Anche se fino a quel momento, tutto sommato, me l’ero cavata abbastanza bene, non vedevo l’ora che l’incontro finisse per andare via.
Vito Alfieri Fontana. oggi 72 anni, durante un'operazione di sminamento a Sarajevo nel 2000. In alto, la copertina del libro "Ero l'uomo della guerra" (Laterza)
A un certo punto si alza in piedi un ragazzo che fino a quel momento era rimasto in silenzio: «Ingegnere, lei senza dubbio è simpatico e dimostra anche una certa verve nel dibattere con noi. Però io vorrei farle una domanda semplice semplice: ma lei cosa sogna la notte? Che scoppi un’altra guerra per produrre tante mine e guadagnare un sacco di soldi? Desidera che i conflitti in giro per il mondo si moltiplichino per poter lavorare e arricchirsi? Ma che razza di vita è la sua?».
In sala scende un profondo silenzio.
Per me è un colpo da k.o. molto simile, per certi versi, a quello subìto con mio figlio Ludovico quel giorno in macchina.
Difficile abbozzare una risposta. Ancora una volta l’offensiva sulla coscienza mi aveva messo di fronte a un bivio. Ventinove anni dopo, nel gennaio 2022, ho ricordato quest’episodio in un’intervista alla «Repubblica» affermando che la domanda di quel ragazzo era stata il momento di svolta, quello della “chiamata”.
Perché proprio in quell’istante avevo sentito chiaramente la voce di don Tonino Bello. Qualche giorno dopo su Facebook mi contatta un signore, Gianpietro Losapio, che aveva letto l’articolo: «Incredibile ma vero.
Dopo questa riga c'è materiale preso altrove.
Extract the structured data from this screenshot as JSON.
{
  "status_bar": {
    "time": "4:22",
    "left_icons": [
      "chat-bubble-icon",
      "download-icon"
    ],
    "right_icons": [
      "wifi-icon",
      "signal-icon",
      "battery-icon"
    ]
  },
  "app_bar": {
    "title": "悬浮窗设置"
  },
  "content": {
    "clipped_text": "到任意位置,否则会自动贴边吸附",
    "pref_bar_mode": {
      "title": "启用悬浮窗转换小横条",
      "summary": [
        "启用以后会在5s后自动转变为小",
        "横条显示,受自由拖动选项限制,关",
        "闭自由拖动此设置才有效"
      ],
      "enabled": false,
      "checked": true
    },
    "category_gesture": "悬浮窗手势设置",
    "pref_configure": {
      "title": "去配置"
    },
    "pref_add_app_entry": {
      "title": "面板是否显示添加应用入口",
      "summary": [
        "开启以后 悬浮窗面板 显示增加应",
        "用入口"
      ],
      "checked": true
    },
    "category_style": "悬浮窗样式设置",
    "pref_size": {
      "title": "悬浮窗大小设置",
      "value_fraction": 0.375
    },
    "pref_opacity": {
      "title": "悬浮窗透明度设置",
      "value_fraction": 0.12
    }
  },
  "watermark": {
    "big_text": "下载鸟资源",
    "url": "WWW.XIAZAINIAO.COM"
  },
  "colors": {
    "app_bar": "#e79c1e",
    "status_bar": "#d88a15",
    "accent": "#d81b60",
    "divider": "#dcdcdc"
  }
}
Leggo la sua intervista sulla “Repubblica” di oggi e leggo di un ragazzo che le fa alcune domande scomode: quel ragazzo ero io, ventiquattrenne e nel pieno del mio servizio civile in Pax Christi e sulle orme di don Tonino. Incredibile».
Un messaggio che mi fece molto piacere perché Gianpietro non sapeva che ero andato fino in fondo e che il suo intervento, quel giorno, aveva definitivamente scardinato la mia coscienza.
Alla fine il confronto con i movimenti pacifisti, iniziato duramente, era andato ammorbidendosi; in fondo anch’io sostenevo alcune argomentazioni sui traffici illegali di armi e la necessità di controlli più severi. In quel campo, d’altra parte, avevo visto veramente di tutto.
Esco dall’incontro con l’animo sollevato ma non perché sia riuscito, in qualche modo, a tener testa a una platea agguerritissima e molto informata.
Il motivo profondo del mio sollievo è dovuto al fatto che ora ho la certezza di aver finalmente incontrato don Tonino pur non avendolo mai incrociato fisicamente, perché per incontrarsi non è sufficiente che qualcosa o qualcuno incroci il nostro cammino e ci venga incontro – come aveva fatto lui mandandomi quell’invito –, ma è necessario che anche noi gli andiamo incontro, cercandolo, attendendolo e soprattutto desiderandolo. Credo, in fondo, di aver conosciuto don Tonino Bello meglio di tanti altri che lo hanno incrociato o anche frequentato a lungo.
La chiamata che ho ricevuto dopo quel dibattito non ha nulla a che vedere con visioni mistiche o esperienze soprannaturali, è stata piuttosto la certezza che l’incontro con quell’uomo di Dio avrebbe generato per me un percorso nuovo di vita, anche se il nuovo cammino già mi appariva a ostacoli, incerto e durissimo.
«Ne abbiamo attraversate di tempeste / e quante prove antiche e dure / ed un aiuto chiaro da un’invisibile carezza / di un custode», canta Franco Battiato proprio in quel 1993. È Lode all’inviolato, quasi un salvagente che il cantautore sembra gettare nel mare agitato dell’Italia. Io ero certo che il mio custode, don Tonino Bello, mi avesse indicato la strada, invitandomi ad accantonare le paure residue, dicendomi «ora vai, tocca a te».
Come scrive il profeta Daniele, «coloro che avranno indotto molti alla giustizia risplenderanno come le stelle per sempre». Da quella sera ho avuto la certezza di essere anch’io uno di quei molti.